Create a ParentElements node in the NGon node from a NFace node.

Input tree is modified inplace.

Parameters
  • t (CGNSTree(s)) – Distributed or Partitioned tree (or sequences of) starting at Zone_t level or higher.

  • comm (MPIComm) – MPI communicator, mandatory only for distributed zones

  • removeNFace (bool, optional) – If True, remove the NFace node. Defaults to False.

Example

from mpi4py import MPI
import maia
tree = maia.factory.generate_dist_block(6, 'NFace_n', MPI.COMM_WORLD)

maia.algo.nface_to_pe(tree, MPI.COMM_WORLD)
assert maia.pytree.get_node_from_name(tree, 'ParentElements') is not None

Sequential algorithms

The following algorithms applies on regular pytrees.

poly_new_to_old(tree, full_onera_compatibility=True)

Transform a tree with polyhedral unstructured connectivity with new CGNS 4.x conventions to old CGNS 3.x conventions.

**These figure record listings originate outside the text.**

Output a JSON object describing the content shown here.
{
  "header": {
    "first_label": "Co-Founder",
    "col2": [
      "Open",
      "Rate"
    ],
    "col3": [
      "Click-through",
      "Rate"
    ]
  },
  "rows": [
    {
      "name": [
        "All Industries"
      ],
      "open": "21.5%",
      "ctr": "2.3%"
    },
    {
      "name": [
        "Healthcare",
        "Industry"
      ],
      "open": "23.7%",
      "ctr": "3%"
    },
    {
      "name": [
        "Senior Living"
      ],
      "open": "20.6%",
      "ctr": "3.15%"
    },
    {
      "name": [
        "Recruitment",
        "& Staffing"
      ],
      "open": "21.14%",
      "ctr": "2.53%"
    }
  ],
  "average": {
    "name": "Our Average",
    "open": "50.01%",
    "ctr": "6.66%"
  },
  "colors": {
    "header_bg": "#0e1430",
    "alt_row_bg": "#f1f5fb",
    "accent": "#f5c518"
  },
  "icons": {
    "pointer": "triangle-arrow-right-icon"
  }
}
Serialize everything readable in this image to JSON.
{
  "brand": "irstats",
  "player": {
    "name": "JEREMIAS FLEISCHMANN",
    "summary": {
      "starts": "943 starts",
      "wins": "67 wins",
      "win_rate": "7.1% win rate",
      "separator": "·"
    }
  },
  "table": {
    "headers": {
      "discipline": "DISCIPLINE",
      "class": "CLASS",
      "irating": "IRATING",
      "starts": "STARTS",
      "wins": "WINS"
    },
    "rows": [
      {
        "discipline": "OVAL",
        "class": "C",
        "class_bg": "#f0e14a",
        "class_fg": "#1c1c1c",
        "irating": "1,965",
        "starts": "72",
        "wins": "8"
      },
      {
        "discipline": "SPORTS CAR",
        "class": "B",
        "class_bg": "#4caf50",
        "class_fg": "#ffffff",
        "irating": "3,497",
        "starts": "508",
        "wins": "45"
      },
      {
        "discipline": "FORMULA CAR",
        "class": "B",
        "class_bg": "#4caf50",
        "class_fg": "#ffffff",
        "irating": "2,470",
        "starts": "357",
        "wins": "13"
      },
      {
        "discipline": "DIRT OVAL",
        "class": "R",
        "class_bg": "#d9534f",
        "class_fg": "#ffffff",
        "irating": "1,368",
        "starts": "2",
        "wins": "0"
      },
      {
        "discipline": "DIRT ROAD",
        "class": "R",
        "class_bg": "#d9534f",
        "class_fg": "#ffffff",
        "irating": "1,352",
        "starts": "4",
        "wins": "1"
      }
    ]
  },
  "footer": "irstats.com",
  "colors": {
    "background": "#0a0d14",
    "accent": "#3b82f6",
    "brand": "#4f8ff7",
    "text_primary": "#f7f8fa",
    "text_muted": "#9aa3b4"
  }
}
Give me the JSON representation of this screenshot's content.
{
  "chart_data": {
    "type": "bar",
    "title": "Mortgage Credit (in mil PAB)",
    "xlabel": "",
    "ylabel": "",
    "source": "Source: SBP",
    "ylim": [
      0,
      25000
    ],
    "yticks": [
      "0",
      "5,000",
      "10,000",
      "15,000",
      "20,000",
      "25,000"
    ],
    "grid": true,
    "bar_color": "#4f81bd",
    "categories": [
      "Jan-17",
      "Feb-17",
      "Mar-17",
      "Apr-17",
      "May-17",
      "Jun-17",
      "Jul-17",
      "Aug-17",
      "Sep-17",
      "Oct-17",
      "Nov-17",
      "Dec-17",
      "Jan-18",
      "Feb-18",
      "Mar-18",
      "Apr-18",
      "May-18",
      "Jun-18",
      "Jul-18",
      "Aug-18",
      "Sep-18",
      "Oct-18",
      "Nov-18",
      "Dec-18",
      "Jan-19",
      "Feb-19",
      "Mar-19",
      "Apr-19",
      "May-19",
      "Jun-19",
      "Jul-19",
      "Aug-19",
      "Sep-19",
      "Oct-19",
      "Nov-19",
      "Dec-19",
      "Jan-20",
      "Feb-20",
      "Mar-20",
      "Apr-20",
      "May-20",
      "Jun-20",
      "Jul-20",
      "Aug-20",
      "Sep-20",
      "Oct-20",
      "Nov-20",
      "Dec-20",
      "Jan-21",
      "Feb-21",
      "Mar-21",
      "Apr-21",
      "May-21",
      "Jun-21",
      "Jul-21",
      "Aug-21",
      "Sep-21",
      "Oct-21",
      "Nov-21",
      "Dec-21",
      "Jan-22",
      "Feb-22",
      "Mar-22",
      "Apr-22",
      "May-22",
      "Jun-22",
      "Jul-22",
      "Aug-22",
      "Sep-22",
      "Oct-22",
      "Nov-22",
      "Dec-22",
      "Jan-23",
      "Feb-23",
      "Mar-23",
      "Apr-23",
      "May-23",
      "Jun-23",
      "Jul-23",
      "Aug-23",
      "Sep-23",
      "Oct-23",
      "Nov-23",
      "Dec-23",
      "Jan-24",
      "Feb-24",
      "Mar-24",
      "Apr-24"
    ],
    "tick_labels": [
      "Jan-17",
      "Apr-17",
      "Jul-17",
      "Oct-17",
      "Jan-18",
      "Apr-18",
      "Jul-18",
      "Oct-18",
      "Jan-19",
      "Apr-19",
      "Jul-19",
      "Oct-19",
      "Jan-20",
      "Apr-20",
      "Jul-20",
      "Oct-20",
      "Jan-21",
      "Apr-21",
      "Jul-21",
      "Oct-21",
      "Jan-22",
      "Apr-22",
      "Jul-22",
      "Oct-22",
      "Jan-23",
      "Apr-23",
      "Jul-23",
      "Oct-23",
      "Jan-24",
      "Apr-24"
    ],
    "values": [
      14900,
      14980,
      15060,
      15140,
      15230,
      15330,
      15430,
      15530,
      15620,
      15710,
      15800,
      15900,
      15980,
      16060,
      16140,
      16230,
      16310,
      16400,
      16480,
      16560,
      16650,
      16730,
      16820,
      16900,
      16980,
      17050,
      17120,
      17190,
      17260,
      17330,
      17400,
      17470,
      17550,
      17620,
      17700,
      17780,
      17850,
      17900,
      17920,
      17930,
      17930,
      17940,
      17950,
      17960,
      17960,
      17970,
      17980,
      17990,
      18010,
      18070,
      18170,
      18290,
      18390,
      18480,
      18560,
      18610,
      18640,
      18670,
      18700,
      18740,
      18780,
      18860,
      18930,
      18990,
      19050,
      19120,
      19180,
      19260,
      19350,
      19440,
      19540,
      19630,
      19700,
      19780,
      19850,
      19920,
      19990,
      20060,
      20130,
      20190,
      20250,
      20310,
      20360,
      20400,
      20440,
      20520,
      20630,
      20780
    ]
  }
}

The tree is modified in place.

Parameters
  • tree (CGNSTree) – Tree described with new CGNS convention.

  • full_onera_compatibility (bool) – if True, shift NFace and ParentElements ids to begin at 1, irrespective of the NGon and NFace ElementRanges, and make the NFace connectivity unsigned

poly_old_to_new(tree)

Transform a tree with polyhedral unstructured connectivity with old CGNS 3.x conventions to new CGNS 4.x conventions.

The tree is modified in place.

This function accepts trees with old ONERA conventions where NFace and ParentElements ids begin at 1, irrespective of the NGon and NFace ElementRanges, and where the NFace connectivity is unsigned. The resulting tree has the correct CGNS/SIDS conventions.

Parameters

tree (CGNSTree) – Tree described with old CGNS convention.

enforce_ngon_pe_local(t)

Shift the ParentElements values in order to make it start at 1, as requested by legacy tools.

The tree is modified in place.

Parameters

t (CGNSTree(s)) – Tree (or sequences of) starting at Zone_t level or higher.